The root of the problem lies in motivation.

Most users aren’t attracted to the cryptocurrency space to create governance proposals and vote. For the majority of users, the attraction is value accrual. As long as value is being transferred to users, the buzzwords (permissionless, decentralization, trustless) are afterthoughts. They become issues when the mirage of value becomes apparent. When users see the value of governance tokens or their investments plummet by 90%, the buzzwords shift to the forefront.

Most developers aren’t interested in creating decentralized applications. Blockchain is a new concept still finding its footing. Developers simply view it as an alternative platform to market their applications.

Blockchain was initially created to function as a public ledger to facilitate peer to peer transactions. It has morphed into a platform that wants to facilitate everything. Fueled by greed, developers will market any type of application and attach the word “blockchain”. Fueled by greed, users flock to these applications, but they don’t care about the benefits or implications of “blockchain”.

While greed is a driving force, it is also a major obstacle inhibiting the progress of web3.

The web3 future is unrealistic

The web3 system is predicated on the inconvenient reality that, when it is time, users must trust developers to give up control.

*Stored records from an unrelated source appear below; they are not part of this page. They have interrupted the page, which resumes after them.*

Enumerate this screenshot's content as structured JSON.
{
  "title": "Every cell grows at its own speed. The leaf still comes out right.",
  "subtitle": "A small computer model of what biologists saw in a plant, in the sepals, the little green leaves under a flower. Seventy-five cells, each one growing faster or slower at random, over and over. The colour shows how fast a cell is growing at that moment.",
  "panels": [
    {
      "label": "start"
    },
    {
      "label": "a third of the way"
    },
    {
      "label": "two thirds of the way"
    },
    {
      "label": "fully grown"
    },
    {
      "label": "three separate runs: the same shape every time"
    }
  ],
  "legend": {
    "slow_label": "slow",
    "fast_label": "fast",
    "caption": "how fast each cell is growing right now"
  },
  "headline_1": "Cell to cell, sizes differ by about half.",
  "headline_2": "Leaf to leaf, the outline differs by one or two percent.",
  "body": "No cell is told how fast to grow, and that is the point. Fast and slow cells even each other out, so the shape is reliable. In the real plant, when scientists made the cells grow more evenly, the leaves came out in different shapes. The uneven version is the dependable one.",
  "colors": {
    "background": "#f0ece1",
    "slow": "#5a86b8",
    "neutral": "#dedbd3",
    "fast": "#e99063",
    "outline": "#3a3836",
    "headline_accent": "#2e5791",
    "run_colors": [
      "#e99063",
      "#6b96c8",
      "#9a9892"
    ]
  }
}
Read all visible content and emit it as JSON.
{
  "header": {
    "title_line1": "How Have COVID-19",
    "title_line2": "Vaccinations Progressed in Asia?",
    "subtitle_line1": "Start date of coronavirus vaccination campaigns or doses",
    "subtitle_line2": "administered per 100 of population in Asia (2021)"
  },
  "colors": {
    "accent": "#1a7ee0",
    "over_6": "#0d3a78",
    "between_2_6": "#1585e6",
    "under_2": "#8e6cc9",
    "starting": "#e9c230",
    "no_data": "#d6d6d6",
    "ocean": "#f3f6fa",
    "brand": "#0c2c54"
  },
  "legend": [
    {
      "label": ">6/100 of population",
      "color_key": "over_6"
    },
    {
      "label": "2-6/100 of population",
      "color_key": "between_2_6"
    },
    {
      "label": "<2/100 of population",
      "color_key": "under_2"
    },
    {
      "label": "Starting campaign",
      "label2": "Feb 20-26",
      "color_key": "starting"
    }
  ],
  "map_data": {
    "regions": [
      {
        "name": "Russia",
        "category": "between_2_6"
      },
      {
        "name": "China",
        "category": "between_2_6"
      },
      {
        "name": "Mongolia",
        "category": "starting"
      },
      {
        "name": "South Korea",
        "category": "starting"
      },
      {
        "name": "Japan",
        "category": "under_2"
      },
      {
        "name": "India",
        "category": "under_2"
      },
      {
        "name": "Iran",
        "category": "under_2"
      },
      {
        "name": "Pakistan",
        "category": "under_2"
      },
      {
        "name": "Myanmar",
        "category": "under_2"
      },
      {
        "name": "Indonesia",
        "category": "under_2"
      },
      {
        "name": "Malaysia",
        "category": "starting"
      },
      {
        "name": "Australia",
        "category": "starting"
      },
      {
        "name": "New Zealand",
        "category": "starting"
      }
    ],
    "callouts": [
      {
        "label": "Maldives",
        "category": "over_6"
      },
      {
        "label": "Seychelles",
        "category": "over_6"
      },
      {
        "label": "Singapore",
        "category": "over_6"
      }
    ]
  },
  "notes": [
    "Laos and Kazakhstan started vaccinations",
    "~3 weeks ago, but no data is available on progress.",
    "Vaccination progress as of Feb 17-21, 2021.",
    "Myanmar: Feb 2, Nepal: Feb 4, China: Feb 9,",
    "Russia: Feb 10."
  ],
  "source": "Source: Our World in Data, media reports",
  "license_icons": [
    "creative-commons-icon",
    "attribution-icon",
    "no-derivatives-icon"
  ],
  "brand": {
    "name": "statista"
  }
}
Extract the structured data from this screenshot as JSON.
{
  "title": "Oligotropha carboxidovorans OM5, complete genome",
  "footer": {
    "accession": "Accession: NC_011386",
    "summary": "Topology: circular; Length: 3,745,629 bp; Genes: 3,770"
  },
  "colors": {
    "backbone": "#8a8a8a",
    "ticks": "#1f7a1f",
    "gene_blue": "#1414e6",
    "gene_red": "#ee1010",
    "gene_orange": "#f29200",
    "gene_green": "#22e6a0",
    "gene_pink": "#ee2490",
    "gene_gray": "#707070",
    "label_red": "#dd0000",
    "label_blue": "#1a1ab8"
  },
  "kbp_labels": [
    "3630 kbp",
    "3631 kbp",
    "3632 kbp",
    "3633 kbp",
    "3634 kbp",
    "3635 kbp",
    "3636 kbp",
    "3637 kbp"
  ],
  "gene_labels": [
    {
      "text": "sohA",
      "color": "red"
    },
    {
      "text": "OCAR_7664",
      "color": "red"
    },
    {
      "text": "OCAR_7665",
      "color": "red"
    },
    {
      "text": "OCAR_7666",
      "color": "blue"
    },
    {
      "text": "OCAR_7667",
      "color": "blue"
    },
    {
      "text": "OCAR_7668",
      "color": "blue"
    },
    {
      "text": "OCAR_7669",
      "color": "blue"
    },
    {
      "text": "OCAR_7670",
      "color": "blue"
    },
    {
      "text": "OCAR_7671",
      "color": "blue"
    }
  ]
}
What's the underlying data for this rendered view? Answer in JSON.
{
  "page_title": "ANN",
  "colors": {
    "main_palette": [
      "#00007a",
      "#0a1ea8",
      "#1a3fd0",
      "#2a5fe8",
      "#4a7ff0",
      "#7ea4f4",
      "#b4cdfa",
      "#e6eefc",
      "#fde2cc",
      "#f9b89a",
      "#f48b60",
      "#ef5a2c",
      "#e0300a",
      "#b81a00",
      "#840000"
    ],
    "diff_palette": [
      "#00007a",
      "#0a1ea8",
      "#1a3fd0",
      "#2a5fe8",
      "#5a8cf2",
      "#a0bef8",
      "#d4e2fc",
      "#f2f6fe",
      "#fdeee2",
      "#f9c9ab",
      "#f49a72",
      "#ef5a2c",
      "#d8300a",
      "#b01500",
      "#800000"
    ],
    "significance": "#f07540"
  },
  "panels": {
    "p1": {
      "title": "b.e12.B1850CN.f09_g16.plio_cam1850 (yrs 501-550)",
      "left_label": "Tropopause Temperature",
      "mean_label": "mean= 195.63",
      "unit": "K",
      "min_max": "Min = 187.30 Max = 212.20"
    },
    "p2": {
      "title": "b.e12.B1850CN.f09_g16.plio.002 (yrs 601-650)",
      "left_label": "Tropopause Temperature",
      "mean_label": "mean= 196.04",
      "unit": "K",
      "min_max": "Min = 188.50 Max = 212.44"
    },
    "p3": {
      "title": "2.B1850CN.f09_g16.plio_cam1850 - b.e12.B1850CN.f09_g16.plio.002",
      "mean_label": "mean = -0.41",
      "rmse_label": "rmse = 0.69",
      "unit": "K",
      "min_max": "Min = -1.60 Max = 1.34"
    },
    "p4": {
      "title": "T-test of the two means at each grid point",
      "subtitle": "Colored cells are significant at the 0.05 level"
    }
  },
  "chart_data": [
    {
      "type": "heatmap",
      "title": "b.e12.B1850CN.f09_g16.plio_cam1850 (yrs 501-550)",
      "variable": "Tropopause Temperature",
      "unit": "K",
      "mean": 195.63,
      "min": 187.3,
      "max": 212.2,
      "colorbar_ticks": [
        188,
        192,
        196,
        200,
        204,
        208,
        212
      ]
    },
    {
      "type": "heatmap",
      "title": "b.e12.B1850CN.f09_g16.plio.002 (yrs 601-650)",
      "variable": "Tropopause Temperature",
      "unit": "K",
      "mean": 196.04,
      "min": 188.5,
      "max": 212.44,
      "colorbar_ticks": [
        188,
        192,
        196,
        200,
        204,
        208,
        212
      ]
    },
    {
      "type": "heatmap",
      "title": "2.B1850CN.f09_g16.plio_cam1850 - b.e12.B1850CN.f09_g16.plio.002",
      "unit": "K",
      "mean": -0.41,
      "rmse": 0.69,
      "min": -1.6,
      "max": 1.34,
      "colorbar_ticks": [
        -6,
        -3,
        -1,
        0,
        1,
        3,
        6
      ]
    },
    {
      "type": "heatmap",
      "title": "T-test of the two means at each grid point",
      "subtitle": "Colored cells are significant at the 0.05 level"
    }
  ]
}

As we navigate through the maturation phase of blockchain and web3, we are learning that not everything needs to be on a blockchain. However, many industries would see immediate benefits. The financial industry is destined to completely migrate to blockchain. The healthcare industry would see a massive increase in efficiency being able to share information between facilities in a more secure and convenient way. Proof of ownership would gain an extra, necessary level of authentication with blockchain.

Expecting web3 to completely replace the current iteration of the web is unrealistic and misguided.

Most importantly, if greed continues to be the motivating factor behind web3, there is no path forward.